Isabella Klais / Aufbruch - Wir für Deutschland!
Wo anderenorts sich zumindest früher noch in der Regel die gesellschaftliche und intellektuelle Elite zur Arbeit einfand, ging und geht es noch immer in Deutschland eher bodenständig zu. Zeitversetzt galt dies sogar für beide Teile Deutschlands, als es unser Land noch doppelt gab.
In Ostdeutschland erklomm ein Schneider die Spitze des Außenministeriums und nähte mit heißer Nadel groben Stoff, während woanders subtil Fäden gesponnen wurden.
In Westdeutschland boxte sich gar ein Taxifahrer, ausgestattet mit nachweislich krimineller Energie, ins Auswärtige Amt.
Kurioserweise verbindet beide der gleiche Familienname. Zufall oder Omen? Auf verwandtschaftliche Verhältnisse läßt dies jedoch bei einem Namen nahe dem „no name“ kaum schließen, obwohl beide ähnlich prekären Verhältnissen entstammten.
Deutschland - das Land der unbegrenzten Möglichkeiten, auch bei völlig fehlender Eignung. Ist uns das genetisch vorgegeben? Die Behauptung, daß in Deutschland die Zukunft durch die Herkunft prädestiniert wäre, dürfte anhand des Beispiels der beiden Angler überzeugend widerlegt sein. Diese Tendenz hat sich inzwischen weiter verfestigt. Auch im Unterbau, der früher noch eher dem traditionellen Bild entsprach und bei der politisch aufgesetzten Spitze via Geländerfunktion das Schlimmste verhinderte, hat sich das gesellschaftliche und intellektuelle Prekariat eingenistet. Die Leistungen deutscher Diplomatie spiegeln dies erschreckend wider.

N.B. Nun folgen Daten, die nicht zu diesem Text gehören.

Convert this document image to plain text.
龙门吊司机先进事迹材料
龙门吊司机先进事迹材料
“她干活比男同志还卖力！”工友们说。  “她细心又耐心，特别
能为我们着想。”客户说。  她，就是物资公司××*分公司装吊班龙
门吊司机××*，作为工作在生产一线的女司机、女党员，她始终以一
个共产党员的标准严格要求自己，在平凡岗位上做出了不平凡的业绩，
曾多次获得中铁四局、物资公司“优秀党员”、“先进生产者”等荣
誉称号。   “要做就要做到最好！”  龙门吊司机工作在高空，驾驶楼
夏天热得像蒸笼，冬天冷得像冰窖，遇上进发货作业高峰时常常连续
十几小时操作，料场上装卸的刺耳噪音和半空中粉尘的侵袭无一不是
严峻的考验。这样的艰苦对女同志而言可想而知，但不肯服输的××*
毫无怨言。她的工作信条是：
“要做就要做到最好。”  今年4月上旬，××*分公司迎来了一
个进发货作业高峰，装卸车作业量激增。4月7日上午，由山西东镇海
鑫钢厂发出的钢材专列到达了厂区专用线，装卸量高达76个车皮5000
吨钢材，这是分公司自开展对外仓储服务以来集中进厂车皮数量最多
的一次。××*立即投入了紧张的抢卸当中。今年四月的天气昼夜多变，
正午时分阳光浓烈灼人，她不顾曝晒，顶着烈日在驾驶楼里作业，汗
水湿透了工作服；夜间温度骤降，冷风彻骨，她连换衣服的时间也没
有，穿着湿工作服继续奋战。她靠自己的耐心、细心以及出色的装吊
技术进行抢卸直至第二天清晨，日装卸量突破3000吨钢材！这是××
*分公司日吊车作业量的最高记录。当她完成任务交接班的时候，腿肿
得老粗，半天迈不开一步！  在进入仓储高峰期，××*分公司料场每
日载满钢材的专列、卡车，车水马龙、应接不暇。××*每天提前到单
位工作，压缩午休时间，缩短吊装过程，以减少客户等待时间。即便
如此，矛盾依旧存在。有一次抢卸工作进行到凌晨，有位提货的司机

Das Wort hat unser Freund Notan Dickerle:
Vom Schneider zum Außenminister – zum Tod des ehemaligen DDR-Politikers Oskar Fischer
von Notan Dickerle, Anwärter auf den Leuchtturmpreis für mutigen Journalismus gegen „Bunt“
Es muß nicht immer vom Tellerwäscher zum Millionär sein, es gibt andere Möglichkeiten, die soziale Leiter zu durchmessen. Der am 19. März 1923 im Sudetenland geborene Oskar Fischer entstammte einfachsten Verhältnissen und erlernte das Schneiderhandwerk, bevor er in den Zweiten Weltkrieg einrücken musste. Die sowjetische Kriegsgefangenschaft scheint ihn nicht traumatisiert zu haben, er machte nach seiner Freilassung im sowjetisch beherrschten Teil Deutschlands vielmehr rasch Karriere: nach Eintritt in FDJ und SED wurde Fischer mit nur 32 Jahren Botschafter der DDR im kommunistischen Bruderland Bulgarien. Nach einem Studium an der Parteihochschule der KPdSU in Moskau stieg er Mitte der 60-er Jahre zum Stellvertreter des Außenministers Otto Winzer auf; nach dessen Tod 1975 folgte er diesem nach und blieb bis zum April 1990 in dieser Position, als nach den ersten (und einzigen) freien Wahlen in der DDR Markus Meckel Außenminister wurde. Nach der Wiedervereinigung zog sich der damals 67-jährige Fischer konsequent ins Privatleben zurück und äußerte nur ganz gelegentlich Sympathie für die SED-Nachfolgepartei PDS. Er war ein Mann des kommunistischen Systems gewesen, aber kein Wendehals und gehörte auch nicht zu denjenigen, die im Nachhinein meinten, alles vorhergesehen oder gar gewusst zu haben. Im Gegensatz zu seinem Amtskollegen und Namensvetter Josef „Joschka“ war Oskar Fischer ein unspektakulärer Minister, „ein stiller Diplomat“, wie ihn das bis heute DDR-freundliche „Neue Deutschland“ in einem der wenigen Nachrufe bezeichnet, die erschienen sind. „Trauer um Oskar Fischer“ – so titelte die ARD - erscheint im Hinblick auf seine exponierte Position in einem der beiden deutschen Unrechtsstaaten jenseits von Familie und Freunden nicht angebracht, Gedenken an eine politische Persönlichkeit Deutschlands hingegen schon. Mit 97 Jahren ist Fischer am 2. April im Kreise seiner Familie gestorben und hat damit Helmut Schmidt als politischen Altersrekordler der Erlebnisgeneration unseres Landes überholt.